The motion said all senators were duty-bound to “uphold the dignity, discipline and decorum of Parliament and defend it from disrespect.”

It said any alleged disregard of rules, use of unparliamentary language, and disobeying/ignoring of the presiding officer, served to diminish and erode public confidence in Parliament.

Vieira’s motion said conduct calculated to “obstruct, intimidate or impede” members in their duties was a breach of privilege.

“And whereas all Opposition senators who were present at the meeting of the Electoral College on October 21, 2021, made abusive and malicious assertions, imputed false and improper motives, and cast negative reflections on the character and impartiality of all Independent Senators during the said proceedings of the Electoral College and in the media.
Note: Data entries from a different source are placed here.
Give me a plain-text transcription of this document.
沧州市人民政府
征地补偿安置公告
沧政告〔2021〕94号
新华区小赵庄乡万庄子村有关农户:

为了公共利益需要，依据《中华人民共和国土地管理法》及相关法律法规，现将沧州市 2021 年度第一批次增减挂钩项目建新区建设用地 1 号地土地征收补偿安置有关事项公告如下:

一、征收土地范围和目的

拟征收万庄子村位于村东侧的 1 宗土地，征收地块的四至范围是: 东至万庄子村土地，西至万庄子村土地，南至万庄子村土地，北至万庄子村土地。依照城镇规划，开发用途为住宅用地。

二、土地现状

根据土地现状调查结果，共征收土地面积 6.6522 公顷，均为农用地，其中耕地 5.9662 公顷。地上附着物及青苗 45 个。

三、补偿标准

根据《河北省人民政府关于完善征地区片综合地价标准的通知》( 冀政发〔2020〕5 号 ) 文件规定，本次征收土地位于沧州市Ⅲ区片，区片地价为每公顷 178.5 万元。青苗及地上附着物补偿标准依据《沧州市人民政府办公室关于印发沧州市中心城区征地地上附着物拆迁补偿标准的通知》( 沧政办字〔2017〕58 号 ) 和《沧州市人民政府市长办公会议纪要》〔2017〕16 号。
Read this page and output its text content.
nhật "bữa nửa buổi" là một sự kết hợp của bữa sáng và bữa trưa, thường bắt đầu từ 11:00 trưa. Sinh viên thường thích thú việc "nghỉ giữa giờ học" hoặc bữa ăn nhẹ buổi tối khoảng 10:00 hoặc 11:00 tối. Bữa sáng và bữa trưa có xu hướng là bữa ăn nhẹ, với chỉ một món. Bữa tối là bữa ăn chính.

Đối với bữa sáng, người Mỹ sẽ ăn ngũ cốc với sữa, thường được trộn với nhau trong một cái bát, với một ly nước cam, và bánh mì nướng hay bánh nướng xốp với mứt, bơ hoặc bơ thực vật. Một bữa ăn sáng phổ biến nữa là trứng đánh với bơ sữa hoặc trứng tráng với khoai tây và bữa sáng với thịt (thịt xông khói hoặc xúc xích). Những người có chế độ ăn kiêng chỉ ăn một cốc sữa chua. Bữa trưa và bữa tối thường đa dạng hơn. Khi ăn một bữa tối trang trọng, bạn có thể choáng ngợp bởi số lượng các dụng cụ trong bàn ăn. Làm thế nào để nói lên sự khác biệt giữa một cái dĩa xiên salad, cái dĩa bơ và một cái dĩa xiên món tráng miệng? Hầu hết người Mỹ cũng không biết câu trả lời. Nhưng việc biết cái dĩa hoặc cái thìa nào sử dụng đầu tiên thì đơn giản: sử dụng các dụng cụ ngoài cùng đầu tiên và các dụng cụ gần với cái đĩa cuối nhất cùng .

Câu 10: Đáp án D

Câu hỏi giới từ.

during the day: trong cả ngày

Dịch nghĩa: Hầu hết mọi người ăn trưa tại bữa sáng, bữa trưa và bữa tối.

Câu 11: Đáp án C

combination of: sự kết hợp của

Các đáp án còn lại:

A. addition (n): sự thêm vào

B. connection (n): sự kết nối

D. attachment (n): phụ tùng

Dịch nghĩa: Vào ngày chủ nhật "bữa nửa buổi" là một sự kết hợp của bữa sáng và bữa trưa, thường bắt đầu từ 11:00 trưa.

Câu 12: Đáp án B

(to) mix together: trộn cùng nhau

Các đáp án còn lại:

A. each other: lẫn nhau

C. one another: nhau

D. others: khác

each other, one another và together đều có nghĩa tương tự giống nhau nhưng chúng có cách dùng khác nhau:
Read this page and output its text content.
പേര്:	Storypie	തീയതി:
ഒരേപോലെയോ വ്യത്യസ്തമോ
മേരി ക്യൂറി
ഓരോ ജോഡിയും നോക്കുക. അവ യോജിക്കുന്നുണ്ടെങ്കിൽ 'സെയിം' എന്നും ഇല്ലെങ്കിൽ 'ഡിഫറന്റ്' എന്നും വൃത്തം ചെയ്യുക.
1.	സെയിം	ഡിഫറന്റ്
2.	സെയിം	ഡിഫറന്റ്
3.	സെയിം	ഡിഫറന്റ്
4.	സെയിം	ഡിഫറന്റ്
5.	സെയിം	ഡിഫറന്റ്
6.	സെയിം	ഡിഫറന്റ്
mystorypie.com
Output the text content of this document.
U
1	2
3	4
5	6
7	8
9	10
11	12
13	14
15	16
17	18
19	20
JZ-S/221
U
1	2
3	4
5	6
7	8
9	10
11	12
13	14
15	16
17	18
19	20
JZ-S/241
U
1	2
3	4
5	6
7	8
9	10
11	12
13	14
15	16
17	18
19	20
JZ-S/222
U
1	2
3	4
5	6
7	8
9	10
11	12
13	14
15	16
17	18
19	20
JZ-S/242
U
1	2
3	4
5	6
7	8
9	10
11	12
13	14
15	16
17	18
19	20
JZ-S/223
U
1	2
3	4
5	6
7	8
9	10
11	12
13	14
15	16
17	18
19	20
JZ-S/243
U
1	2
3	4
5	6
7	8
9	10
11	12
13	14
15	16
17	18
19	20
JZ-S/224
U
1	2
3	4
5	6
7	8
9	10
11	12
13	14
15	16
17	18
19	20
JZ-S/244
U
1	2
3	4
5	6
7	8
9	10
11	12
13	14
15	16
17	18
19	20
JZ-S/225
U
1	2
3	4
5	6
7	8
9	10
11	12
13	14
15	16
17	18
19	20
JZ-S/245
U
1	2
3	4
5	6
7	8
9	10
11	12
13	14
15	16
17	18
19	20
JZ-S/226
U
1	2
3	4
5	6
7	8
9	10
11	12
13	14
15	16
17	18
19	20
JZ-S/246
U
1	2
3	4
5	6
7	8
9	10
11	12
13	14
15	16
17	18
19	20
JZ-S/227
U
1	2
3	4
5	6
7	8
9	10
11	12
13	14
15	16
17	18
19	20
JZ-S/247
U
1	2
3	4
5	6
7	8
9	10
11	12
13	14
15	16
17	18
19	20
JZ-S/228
“Be it resolved that this Senate censure the unparliamentary conduct of said Opposition Senators who by threat of molestation have attempted to obstruct, impede, influence or interfere with said Independent Senators in the performance of their duties.”

Vieira also urged a select committee be established to consider and report on a code of ethical conduct and behaviour for senators.

On Friday at the Opposition Leader’s office in Port of Spain, an Opposition team made up of Senator Wade Mark, Oropouche East MP Dr Roodal Moonilal and Couva South MP Rudy Indardsingh hosted Communication Workers Union president Joanne Ogeer, general secretary Clyde Elder and acting general secretary Desmond Campbell.

Touching on the chain of events preceding the Opposition’s attempted censure of President Paula-Mae Weekes (including the non-transmission of the merit list of nominees for Commissioner of Police from President’s House to Parliament), Indarsingh remarked, “When the rule of law and the Constitution are breached, this has implications for the rights of every citizen.”

Indarsingh later told Newsday the Opposition has begun a campaign to sensitise others to its concerns about democracy in Trinidad and Tobago. After labour, the Opposition hopes to meet the business, civil society and NGO sectors. In turn the CWU had told the Opposition of its fears that the Government was seeking funds to pay the retrenchment costs to let go of 500 workers from TSTT. Indarsingh dubbed certain parliamentarians “dependent senators” and said the Opposition will appropriately respond to anyone whom they view as “descending into the political gayelle.”